Edson Sardinha
Longe de causar constrangimento, o rótulo do qual o candidato Geraldo Alckmin tenta se descolar neste segundo turno é motivo de orgulho para os tucanos, segundo o líder do PSDB no Senado, Arthur Virgílio (AM). Ex-ministro e líder do governo Fernando Henrique Cardoso, Virgílio defende as privatizações realizadas por FHC e diz que Lula teria acertado se tivesse privatizado mais.
"Primeiro, que privatizar não é rótulo. Não fosse a privatização não estaríamos eu e você com celular. Um estaria esnobando o outro por não ter. Lula não é honesto intelectualmente. Ele é ignorante, mas não é burro", dispara. "Esta é outra contribuição maléfica que o governo do PT e o Lula deram: quantas pessoas estão achando que a privatização foi ruim, que o bonito é estatizar?", diz o senador.

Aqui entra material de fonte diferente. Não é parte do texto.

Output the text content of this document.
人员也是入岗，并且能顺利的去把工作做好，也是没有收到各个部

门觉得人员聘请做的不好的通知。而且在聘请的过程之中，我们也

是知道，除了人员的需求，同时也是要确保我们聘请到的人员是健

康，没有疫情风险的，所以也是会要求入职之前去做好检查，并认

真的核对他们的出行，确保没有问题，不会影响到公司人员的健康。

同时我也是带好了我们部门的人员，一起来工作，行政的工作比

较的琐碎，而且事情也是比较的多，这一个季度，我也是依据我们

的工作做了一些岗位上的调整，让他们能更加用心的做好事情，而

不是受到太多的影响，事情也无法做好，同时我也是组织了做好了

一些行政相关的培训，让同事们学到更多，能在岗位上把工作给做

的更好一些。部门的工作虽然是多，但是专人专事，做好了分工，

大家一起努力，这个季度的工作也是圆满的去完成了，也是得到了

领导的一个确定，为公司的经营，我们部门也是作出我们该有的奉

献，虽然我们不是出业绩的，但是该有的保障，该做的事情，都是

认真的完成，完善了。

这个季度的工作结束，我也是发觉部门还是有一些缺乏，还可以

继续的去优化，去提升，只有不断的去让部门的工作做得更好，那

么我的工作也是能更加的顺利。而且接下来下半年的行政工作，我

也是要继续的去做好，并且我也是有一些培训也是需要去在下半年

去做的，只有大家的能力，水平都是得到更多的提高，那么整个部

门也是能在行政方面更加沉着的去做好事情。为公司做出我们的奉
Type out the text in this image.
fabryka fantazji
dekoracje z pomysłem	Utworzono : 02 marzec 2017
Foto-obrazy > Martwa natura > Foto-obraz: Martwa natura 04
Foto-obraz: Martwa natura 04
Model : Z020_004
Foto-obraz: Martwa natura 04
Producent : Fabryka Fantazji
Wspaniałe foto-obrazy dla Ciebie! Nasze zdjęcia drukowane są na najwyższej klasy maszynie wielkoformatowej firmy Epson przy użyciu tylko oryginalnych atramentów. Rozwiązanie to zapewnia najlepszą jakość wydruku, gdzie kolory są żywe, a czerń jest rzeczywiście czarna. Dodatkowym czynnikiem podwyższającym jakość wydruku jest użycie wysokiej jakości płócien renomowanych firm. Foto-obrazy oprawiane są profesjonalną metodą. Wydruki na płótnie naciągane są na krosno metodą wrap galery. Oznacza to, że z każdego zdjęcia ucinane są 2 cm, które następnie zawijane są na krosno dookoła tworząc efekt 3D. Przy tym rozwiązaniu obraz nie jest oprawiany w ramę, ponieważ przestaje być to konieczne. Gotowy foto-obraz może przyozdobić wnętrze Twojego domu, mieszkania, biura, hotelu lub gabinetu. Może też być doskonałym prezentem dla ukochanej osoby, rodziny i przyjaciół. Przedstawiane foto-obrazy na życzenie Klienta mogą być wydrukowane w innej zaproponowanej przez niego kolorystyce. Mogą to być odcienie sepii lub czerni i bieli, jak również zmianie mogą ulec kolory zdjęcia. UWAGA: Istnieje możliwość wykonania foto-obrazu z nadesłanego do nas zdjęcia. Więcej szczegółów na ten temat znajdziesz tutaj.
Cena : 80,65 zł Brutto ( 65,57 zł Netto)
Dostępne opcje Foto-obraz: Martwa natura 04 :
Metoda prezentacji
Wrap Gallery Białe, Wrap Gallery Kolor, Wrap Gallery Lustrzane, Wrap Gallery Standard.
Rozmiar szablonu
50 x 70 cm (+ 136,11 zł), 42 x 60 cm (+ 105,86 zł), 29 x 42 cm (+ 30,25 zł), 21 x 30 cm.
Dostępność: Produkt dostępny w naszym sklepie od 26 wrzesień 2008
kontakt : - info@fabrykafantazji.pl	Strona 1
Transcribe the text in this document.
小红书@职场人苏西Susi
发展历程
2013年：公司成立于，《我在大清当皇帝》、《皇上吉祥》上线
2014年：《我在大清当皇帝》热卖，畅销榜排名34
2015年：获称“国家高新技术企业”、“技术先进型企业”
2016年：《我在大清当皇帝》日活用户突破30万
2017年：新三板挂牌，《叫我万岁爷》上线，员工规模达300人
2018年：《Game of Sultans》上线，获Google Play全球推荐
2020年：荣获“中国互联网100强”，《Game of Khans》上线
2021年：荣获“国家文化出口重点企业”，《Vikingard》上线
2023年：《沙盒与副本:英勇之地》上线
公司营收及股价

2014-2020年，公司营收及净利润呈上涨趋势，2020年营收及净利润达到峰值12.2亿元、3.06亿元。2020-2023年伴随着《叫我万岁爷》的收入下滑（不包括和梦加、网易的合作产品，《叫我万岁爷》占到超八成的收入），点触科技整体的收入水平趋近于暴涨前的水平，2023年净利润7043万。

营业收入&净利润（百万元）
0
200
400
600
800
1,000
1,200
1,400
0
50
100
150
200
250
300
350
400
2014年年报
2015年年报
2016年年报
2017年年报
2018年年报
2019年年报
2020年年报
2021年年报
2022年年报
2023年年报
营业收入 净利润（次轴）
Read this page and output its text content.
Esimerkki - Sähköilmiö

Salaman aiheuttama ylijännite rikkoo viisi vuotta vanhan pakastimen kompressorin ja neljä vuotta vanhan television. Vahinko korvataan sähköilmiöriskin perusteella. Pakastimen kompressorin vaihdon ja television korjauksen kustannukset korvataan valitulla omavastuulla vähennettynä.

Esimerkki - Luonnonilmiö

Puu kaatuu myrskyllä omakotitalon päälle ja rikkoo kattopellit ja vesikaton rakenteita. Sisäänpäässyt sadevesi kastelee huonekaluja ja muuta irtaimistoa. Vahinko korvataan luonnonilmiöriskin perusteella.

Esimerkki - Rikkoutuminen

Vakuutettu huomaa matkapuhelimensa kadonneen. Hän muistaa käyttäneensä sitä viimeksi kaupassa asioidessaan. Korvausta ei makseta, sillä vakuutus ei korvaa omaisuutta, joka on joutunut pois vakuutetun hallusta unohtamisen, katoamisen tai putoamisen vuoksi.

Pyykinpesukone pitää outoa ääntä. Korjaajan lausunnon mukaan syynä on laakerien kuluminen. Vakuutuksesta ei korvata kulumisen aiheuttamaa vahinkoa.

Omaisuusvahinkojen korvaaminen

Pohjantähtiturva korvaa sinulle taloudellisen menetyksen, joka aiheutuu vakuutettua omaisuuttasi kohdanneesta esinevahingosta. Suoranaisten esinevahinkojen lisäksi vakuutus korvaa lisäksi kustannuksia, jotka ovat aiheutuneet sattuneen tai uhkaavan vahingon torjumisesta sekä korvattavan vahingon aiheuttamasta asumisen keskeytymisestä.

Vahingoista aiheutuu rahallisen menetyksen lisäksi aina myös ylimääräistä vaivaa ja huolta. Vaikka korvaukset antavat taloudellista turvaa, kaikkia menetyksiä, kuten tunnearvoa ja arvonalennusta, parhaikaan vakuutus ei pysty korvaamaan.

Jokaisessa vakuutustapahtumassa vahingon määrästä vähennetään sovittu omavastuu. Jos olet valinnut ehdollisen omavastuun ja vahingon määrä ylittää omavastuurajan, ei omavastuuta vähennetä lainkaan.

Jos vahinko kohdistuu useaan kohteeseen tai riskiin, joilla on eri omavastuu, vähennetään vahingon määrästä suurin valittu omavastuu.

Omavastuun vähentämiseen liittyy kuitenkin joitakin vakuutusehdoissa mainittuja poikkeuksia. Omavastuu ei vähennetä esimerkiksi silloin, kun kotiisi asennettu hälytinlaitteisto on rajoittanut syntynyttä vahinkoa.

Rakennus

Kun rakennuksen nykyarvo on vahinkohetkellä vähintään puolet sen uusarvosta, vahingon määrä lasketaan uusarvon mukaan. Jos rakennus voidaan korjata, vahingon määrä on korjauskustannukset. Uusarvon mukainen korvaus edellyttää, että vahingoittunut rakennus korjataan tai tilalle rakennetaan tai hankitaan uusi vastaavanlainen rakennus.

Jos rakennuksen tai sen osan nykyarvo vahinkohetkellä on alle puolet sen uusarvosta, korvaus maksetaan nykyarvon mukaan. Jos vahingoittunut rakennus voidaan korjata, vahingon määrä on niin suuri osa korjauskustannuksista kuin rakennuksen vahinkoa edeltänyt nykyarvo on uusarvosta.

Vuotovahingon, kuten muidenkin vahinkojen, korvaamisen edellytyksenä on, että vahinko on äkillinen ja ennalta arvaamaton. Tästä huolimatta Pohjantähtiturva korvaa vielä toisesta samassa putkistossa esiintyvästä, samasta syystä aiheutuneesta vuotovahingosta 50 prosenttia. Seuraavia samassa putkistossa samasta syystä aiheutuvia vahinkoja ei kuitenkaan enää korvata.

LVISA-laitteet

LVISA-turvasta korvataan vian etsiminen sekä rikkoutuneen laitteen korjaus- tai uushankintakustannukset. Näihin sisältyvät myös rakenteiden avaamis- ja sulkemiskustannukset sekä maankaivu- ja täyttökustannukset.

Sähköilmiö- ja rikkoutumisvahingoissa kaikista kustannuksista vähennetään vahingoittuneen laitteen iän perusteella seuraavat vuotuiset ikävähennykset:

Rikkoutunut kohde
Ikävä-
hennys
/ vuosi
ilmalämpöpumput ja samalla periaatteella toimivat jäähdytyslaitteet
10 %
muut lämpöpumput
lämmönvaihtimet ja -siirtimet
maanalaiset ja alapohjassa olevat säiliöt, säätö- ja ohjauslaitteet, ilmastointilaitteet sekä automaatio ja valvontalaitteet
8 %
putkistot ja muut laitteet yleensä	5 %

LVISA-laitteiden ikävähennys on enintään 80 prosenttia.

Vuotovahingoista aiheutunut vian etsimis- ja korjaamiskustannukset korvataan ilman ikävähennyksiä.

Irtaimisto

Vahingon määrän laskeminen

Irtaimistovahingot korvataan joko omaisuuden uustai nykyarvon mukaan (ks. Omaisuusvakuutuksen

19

A rigor, de acordo com o líder tucano, apenas quatro instituições federais não podem sair das mãos do Estado. "Quatro empresas não devem ser privatizadas, por várias razões: Petrobras, Caixa Econômica Federal, Banco do Brasil e Correios. Primeiro, porque algumas não têm nem mercado para privatizar. E, segundo, porque algumas são de capital aberto. Já têm bastante capital privado lá dentro, suficiente para tocar seus projetos. Não é preciso privatizá-las", diz o senador. Há duas semanas, desconfortável com as declarações da campanha de Lula de que iria retomar as privatizações, Alckmin assinou um documento antiprivatista a pedido do PDT.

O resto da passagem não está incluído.